Marielle Franco, vereadora executada no Rio: "Quantos mais vão precisar morrer?"

O assassinato da vereadora Marielle Franco, na região central do Rio de Janeiro na noite desta quarta-feira repercute no país inteiro e ganha destaque nos principais jornais do mundo.
Mesmo os cariocas, acostumados a uma rotina de violência, numa cidade que está sob intervenção militar, se manifestaram chocados com a brutalidade do crime, com toda a característica de uma execução.
Pelo menos nove balas 9 mm perfuraram o carro da vereadora, que foi atingida na cabeça por quatro tiros. O motorista Anderson Pedro Gomes, que dirigia o carro, também morreu na hora. Uma assessora de imprensa, que estava junto, escapou com ferimentos leves.
A assessora de imprensa que acompanhava a vereadora Marielle Franco (PSOL), no momento em que ela e o motorista do veículo foram assassinados, prestou depoimento por cinco horas na Delegacia de Homicídios.
A assessora sofreu escoriações e ferimentos leves provocados por estilhaços de projéteis, e ficou muito abalada, mas foi até a delegacia após receber atendimento.
A Polícia Civil ainda não divulgou o conteúdo do depoimento da assessora, que evitou a imprensa.
A vereadora Marielle foi morta na noite desta quinta-feira, no momento em que voltava para casa, depois de participar de um evento.
Segundo policiais, os disparos foram feitos de trás para frente do veículo e entraram pela janela lateral traseira. Por estar na linha de tiro, o motorista Anderson Pedro Gomes também foi alvejado. Nenhum pertence foi levado.
Policiais militares no local informaram que um carro teria emparelhado com o da vereadora, e os ocupantes abriram fogo, fugindo em seguida. A janela à direita no banco de trás, onde estava Marielle, ficou destruída. O crime aconteceu na esquina das ruas Joaquim Palhares e João Paulo I.

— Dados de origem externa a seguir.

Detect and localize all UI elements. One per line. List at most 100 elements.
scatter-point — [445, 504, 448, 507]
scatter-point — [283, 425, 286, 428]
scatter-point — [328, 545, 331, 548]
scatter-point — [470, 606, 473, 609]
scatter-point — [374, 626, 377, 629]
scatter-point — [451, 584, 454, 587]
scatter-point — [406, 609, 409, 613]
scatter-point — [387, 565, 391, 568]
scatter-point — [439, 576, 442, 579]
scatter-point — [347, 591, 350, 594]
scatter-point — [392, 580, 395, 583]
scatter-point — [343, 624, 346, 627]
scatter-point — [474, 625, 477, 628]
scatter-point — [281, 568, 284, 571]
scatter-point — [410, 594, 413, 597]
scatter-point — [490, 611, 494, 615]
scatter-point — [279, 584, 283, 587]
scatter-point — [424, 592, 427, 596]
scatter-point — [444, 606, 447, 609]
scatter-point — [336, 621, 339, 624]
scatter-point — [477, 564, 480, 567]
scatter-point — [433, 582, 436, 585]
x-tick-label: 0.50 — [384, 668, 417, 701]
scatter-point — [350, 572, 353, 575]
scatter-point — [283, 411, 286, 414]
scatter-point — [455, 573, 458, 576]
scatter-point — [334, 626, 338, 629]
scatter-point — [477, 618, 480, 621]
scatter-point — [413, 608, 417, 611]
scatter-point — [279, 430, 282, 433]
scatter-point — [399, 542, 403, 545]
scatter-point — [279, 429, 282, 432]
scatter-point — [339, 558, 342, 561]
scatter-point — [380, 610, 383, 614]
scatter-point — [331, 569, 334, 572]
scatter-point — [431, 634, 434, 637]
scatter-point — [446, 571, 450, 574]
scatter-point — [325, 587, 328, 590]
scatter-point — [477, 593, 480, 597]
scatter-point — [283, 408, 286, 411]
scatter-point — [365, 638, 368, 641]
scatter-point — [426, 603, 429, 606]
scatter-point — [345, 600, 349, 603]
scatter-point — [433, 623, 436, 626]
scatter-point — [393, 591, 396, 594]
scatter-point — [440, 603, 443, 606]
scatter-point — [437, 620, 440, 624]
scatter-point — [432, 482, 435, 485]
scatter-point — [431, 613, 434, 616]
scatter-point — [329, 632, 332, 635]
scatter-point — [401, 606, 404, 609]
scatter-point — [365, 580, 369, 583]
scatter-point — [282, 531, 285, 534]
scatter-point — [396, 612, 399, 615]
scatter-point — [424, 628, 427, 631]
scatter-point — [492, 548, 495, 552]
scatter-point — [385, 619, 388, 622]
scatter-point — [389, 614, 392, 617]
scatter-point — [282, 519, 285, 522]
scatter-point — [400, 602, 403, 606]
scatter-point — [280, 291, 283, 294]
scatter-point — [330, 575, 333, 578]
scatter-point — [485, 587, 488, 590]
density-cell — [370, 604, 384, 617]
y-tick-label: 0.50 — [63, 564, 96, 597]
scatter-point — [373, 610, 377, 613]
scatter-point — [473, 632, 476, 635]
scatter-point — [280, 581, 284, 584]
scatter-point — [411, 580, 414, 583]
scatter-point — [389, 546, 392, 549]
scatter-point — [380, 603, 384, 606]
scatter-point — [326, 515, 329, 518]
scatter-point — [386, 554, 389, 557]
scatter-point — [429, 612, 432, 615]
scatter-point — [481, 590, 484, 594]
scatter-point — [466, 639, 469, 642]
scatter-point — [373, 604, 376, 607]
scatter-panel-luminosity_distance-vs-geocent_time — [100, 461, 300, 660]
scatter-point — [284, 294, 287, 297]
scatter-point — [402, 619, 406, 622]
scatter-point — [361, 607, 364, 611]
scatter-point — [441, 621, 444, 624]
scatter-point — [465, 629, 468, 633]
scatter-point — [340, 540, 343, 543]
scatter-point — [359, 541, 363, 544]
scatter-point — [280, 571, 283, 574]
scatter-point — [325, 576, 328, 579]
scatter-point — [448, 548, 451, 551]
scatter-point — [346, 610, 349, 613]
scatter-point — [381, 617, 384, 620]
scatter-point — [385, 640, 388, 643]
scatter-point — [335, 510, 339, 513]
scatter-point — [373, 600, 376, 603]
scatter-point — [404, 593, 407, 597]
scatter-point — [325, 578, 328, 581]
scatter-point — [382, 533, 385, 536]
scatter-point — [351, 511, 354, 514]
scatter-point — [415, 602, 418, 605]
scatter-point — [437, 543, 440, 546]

“Quantos mais vão precisar morrer?”

Uma dia antes de ser assassinada, ela criticou a violência policial pelas redes sociais. Num post, ela questionou a ação da Polícia Militar.

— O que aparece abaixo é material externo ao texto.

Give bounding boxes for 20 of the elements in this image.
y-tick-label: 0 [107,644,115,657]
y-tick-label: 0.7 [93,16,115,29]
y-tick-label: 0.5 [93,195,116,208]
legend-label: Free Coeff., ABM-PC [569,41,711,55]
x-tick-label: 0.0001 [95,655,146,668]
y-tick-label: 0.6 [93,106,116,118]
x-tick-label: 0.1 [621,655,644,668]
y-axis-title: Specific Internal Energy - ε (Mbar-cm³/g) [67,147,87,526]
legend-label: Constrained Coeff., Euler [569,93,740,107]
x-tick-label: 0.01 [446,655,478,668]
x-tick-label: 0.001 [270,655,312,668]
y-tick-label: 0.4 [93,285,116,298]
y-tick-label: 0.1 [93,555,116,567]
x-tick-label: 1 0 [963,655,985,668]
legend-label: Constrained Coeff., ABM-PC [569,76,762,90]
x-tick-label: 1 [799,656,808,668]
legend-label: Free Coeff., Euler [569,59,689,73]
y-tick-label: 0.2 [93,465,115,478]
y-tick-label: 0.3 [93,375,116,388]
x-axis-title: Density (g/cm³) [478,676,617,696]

Na mesma rede social, Marielle chamou o 41° BPM de “Batalhão da morte”, no sábado (10). “O que está acontecendo agora em Acari é um absurdo! E acontece desde sempre! O 41° batalhão da PM é conhecido como Batalhão da morte. CHEGA de esculachar a população! CHEGA de matarem nossos jovens”, escreveu ela.

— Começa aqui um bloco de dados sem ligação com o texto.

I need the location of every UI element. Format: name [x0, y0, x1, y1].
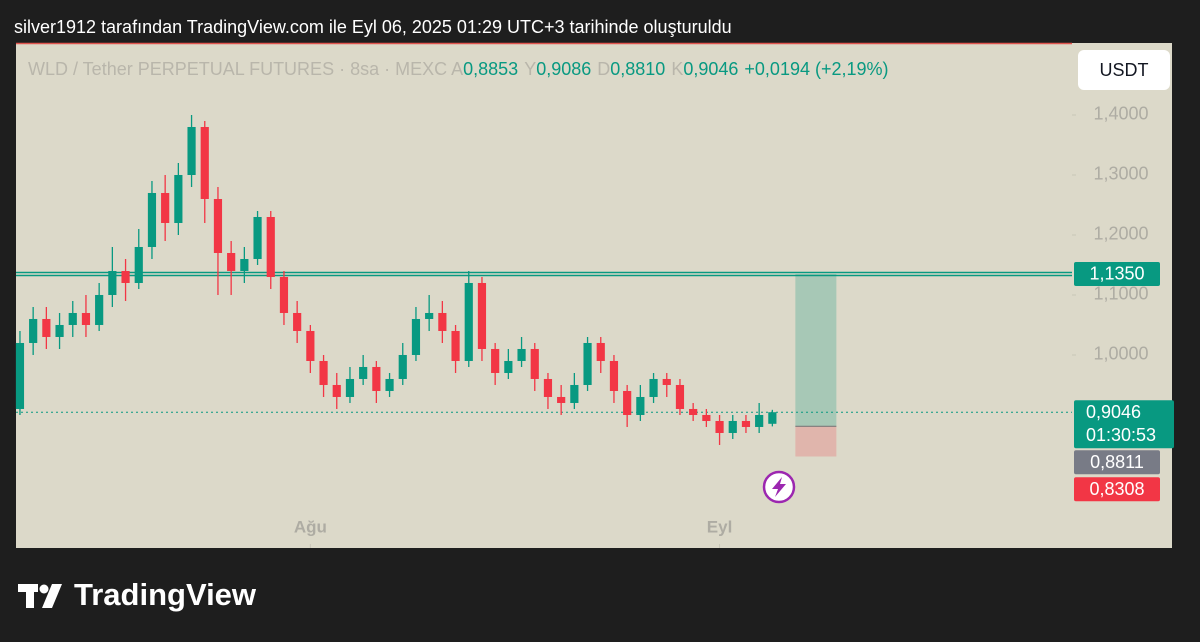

Caloura na Câmara dos Vereadores, Marielle Franco se elegeu em 2016 com um resultado expressivo não só pela quantidade de votos — foi a quinta mais bem votada, com o apoio de 46 mil eleitores — mas pela força simbólica de sua campanha.
Representando as bandeiras do feminismo e dos direitos humanos, levou para o debate eleitoral a defesa dos moradores de favelas.
Nascida e criada na Maré, Marielle estudou Sociologia na PUC, com o apoio de bolsa integral, e fez mestrado em Administração Pública na UFF. Foi assessora parlamentar do deputado estadual Marcelo Freixo, seu colega no PSOL, até se eleger para o Legislativo municipal há dois anos.
Na Câmara, apresentou projeto para a criação do Dossiê da Mulher Carioca, para levar a prefeitura do Rio a compilar dados sobre violência de gênero no município. Também atuou para permitir na cidade o aborto nas condições estabelecidas pelo Supremo Tribunal Federal e para ampliar o número de Casas de Parto: locais destinados à realização de partos normais.
Na última semana, deu ênfase a sua agenda para celebrar o Dia Internacional da Mulher com caminhadas pela Maré, Santa Cruz e o Centro do Rio. Em discurso no plenário da Câmara, questionou a representatividade feminina:
— Se este Parlamento é formado apenas por 10%, 13% de mulheres, nós somos a maioria nas ruas. E sendo a maioria nas ruas, somos a força exigindo a dignidade e o respeito das identidades. Infelizmente, o que está colocado aí nos vitima ainda mais — disse Marielle, no último dia 8.
Durante um ano e três meses como vereadora carioca, Marielle organizou audiências públicas sob a questão de gênero e com integrantes do movimento negro.
Participou de debates sobre educação, economia e ativismo na internet. Ela integrava a Frente em defesa da Economia Solidária. Nos últimos meses, preparava um projeto de lei para coibir o assédio nos ônibus municipais.
Antes de ser morta, Marielle participou de uma roda de conversa com jovens negras e transmitiu o evento em suas redes sociais. A vereadora vinha questionando, na internet, a violência no Rio — o estado está sob intervenção federal na segurança pública.